Todd Allen of Comic Book Resources said in 2007 that "ComicSpace is poised to become what I would call a vertical portal for the comics industry," as hosting, user-generated content, editorially-branded content, commentary, and social networking were all merged into a traditional comics-viewing portal. ComicSpace was to produce revenue for cartoonists through advertising, merchandising, and print publishing. ComicSpace's own earnings would be a function of the individual cartoonists' earnings. Manley stated himself that "the merchandising element will be the single most revolutionary part of it," though Gershenfeld told Comic Book Resources that their main interest was being a service provider and facilitator rather than a publisher.
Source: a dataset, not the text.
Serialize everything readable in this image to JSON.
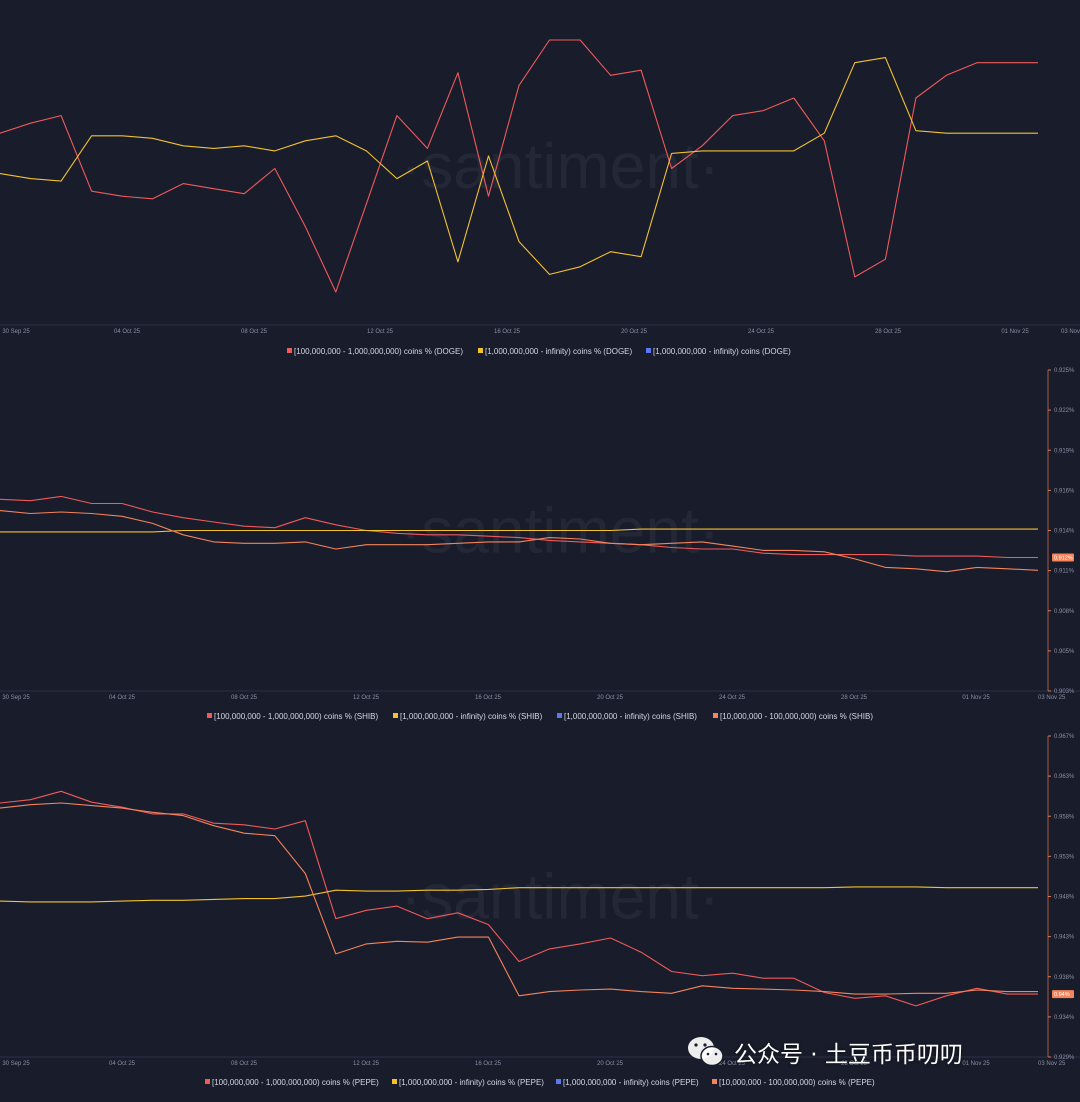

ComicSpace was planned to relaunch in the second quarter 2008, but Manley wrote in January 2009 that the merger with Webcomics Nation was "one of the more technically difficult projects" they had undertaken, and that it was taking longer than he had hoped. In February 2009, a digital ComicSpace store went online, and the company had set up an online advertising network. Manley decided that he wanted to relaunch all of his subscription services under the ComicSpace banner. Manley's webcomic magazine Girlamatic, for instance, had gone quiet in the second half of the 2000s, but it was relaunched in July 2009 under a new business model and with an expanded line-up of artists. Manley's websites still functioned as online magazines, but the webcomics on these sites became freely accessible and the creators were supported by the ComicSpace ad system.

At one point, writer Heidi MacDonald briefly talked with Manley about potentially integrating her website The Beat into ComicSpace.

==Abandonment==
Manley was very enthusiastic about the ComicSpace project, and moved closer to Roberts in order to work on the company. However, the platform never fully took off, and Manley moved back to his native Kentucky in 2012. Though Manley continued to work on ComicSpace, his focus shifted on his creative work, and ComicSpace eventually shut down alongside Manley's other websites.